The APX and BM econometric models in (4.25) and (4.26) have lagged dependent variables and represent an Autoregressive – AR (2) model. Since the data uses half hourly resolution, it is very likely that markets show strong effects of autocorrelation. In other words, the current disturbance term is correlated with that of the previous period. Autocorrelation can be problematic under the Ordinary Least Squares (OLS) method used to evaluate the econometric models; while the coefficients themselves are not biased, asymptotically converging towards the true value, the standard errors of the coefficients are biased (Dougherty 2011, chap.12). In order to generate unbiased standard errors, the regression model can be estimated using Feasible Generalised Least Squares (FGLS) method. In FGLS, the OLS regression is run first. The error term is then regressed on its lag to estimate the magnitude of autocorrelation. It is this relationship that is used to eliminate autocorrelation from the original equation. Dougherty (2011, pp.441–445) gives a good description of the procedure using the Cochrane-Orcutt iterative method. FGLS also reduces bias from heteroscedasticity. In time series analysis the addition of lagged dependent variables can often eliminate autocorrelation.
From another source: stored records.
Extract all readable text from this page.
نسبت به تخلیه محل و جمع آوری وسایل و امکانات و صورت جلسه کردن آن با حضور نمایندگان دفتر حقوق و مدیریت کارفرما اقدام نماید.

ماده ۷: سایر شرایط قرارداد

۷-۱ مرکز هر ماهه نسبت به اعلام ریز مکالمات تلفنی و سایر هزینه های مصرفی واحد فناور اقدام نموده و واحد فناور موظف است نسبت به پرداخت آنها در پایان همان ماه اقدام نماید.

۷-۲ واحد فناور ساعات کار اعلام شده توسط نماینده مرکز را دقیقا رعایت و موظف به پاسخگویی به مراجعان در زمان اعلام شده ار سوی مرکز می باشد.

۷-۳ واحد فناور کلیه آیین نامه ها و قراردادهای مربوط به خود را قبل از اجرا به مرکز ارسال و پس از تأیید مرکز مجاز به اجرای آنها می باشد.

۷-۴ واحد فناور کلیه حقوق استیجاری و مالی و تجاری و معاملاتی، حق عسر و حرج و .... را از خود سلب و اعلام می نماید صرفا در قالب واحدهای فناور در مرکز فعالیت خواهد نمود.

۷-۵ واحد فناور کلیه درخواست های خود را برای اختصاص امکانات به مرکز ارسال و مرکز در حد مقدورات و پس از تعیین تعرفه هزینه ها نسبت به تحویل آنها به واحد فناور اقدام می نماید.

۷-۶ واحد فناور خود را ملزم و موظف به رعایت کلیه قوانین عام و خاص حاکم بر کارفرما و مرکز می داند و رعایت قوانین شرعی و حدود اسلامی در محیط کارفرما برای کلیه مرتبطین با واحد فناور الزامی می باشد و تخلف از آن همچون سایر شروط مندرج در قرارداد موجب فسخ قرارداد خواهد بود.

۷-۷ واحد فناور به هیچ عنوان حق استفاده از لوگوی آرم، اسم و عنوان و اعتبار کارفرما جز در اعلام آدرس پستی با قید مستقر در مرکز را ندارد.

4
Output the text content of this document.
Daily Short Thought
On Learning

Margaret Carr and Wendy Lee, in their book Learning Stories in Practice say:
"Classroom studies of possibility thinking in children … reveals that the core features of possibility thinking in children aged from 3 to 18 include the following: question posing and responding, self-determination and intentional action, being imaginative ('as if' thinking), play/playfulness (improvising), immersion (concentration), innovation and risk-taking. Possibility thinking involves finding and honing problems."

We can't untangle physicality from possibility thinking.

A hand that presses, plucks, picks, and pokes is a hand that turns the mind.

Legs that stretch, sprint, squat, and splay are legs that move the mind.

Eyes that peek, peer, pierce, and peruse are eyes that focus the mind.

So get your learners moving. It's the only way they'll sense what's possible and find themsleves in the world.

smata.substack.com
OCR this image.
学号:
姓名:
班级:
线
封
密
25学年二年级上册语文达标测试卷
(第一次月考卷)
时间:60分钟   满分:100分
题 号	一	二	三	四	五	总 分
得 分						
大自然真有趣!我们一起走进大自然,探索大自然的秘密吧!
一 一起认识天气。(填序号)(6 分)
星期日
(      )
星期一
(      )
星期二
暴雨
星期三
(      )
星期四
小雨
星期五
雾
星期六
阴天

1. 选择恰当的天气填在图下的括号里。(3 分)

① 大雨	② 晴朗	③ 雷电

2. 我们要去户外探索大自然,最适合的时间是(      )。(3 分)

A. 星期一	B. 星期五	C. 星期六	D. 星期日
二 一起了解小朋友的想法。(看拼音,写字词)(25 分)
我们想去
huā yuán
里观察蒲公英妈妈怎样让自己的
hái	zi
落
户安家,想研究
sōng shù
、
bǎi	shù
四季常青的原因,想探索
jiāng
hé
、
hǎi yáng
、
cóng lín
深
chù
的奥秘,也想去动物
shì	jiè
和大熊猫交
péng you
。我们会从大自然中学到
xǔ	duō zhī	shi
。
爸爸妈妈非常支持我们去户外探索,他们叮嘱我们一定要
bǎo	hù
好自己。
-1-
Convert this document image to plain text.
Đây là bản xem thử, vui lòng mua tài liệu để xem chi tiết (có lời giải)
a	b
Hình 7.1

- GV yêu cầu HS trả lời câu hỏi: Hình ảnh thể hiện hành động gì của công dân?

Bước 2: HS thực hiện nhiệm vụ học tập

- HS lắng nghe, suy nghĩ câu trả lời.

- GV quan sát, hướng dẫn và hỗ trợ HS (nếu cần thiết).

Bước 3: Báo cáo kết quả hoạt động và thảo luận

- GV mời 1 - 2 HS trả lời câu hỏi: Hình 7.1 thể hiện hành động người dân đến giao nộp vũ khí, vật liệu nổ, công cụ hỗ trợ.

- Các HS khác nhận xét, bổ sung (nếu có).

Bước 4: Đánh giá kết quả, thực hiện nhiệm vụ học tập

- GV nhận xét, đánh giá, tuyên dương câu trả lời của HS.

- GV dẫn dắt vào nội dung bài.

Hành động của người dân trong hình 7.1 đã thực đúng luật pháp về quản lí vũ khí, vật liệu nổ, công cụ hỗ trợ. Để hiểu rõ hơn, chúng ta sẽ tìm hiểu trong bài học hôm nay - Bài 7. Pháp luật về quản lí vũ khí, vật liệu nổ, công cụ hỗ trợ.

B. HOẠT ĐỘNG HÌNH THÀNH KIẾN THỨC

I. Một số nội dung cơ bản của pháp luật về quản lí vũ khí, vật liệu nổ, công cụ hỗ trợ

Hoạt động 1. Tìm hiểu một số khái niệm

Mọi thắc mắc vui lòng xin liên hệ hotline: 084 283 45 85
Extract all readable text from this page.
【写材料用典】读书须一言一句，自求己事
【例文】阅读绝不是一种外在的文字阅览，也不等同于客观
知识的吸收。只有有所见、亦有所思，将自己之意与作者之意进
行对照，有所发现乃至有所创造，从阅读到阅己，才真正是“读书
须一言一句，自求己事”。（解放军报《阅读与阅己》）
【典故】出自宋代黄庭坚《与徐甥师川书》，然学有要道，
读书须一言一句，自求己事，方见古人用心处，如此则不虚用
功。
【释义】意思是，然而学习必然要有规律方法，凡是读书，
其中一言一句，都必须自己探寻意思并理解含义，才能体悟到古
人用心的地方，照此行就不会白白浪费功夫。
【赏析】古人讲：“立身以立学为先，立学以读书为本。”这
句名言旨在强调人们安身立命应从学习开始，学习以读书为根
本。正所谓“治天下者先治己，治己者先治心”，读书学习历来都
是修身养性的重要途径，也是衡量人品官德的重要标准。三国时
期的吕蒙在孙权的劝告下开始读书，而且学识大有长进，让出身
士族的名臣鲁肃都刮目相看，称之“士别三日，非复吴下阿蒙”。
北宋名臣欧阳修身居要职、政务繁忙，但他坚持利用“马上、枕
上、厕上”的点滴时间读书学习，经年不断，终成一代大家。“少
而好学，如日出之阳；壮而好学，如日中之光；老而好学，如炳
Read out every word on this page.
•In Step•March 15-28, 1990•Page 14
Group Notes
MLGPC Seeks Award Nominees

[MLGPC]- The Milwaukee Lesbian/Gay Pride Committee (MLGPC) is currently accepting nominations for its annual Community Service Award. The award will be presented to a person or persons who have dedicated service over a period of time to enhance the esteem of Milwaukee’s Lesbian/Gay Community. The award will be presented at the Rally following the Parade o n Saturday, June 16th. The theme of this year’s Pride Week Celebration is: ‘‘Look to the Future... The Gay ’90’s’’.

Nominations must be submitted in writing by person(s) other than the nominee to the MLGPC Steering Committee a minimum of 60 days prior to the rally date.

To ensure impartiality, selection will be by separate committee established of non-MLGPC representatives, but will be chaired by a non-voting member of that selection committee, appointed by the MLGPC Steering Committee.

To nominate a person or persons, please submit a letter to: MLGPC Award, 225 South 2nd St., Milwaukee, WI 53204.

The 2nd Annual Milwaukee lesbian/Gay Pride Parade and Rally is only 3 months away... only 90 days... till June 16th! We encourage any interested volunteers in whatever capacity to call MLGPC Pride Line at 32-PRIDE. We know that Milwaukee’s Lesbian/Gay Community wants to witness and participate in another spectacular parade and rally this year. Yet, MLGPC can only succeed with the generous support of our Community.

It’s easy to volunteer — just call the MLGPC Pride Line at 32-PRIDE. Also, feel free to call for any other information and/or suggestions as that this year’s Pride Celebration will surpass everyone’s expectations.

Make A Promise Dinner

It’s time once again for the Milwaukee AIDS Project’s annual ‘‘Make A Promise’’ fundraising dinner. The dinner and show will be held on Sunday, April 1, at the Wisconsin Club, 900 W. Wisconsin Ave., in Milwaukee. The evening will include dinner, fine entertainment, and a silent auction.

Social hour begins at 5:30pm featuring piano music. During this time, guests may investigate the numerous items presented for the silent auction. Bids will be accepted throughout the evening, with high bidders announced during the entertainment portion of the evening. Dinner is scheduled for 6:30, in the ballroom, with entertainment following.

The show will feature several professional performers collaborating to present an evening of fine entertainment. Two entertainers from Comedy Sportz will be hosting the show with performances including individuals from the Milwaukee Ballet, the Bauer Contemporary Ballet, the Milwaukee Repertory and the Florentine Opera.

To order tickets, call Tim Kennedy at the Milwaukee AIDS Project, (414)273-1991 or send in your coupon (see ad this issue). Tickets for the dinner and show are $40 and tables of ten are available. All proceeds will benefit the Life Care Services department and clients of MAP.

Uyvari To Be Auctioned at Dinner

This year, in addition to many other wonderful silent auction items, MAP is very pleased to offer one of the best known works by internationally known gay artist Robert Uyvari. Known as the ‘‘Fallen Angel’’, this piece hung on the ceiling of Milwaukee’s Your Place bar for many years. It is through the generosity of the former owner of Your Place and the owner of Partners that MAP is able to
The addition of lagged dependent variables substantially improves the model fit; the APX model without lagged dependent variables is referred to as the Static (ST) model and has an R2 value of 0.54

which rises to 0.84 under the AR model specification. However, the AR model also dramatically reduces the explanatory power of the other variables. Achen (2000) investigated this problem to show that in the presence of autocorrelation and trended independent variables, the inclusion of lagged dependent variables provides a false sense of superior fit. In fact, he shows that even when the lagged dependent variables do not belong to the model at all, the autocorrelation and trending in independent variables cause the regression results to show a strong and significant relationship.

Nevertheless, when the ST model is evaluated using FGLS it suffers from a lower R2 value suggesting

that a substantial variation in prices is not explained. Omitted variable bias, where the independent variables attempt to compensate for missing variables, is also of concern. Therefore, the bias likely

overestimates the impact of wind under the ST model and underestimates its impact under the AR model. The results of the two types of regressions are discussed further in Chapter 7, with reference to these biases. However, with the knowledge of the extent of the bias, the true impact of wind power on prices should lie in between the two models and hence meaningful information can still de derived. Further diagnostic tests have been used to refine the model; the Breusch-Pagan test was used to detect heteroscedasticity and the Breusch-Godfrey test for serial correlation. In order to detect possible misspecification, the Ramsey test was performed. Using the Augmented Dickey-Fuller test, the data was found to be stationary. Residual error plots are shown Appendix C. The models are evaluated using 2011-2014 data and validated using an out-of-sample testing is carried out on data in 2015.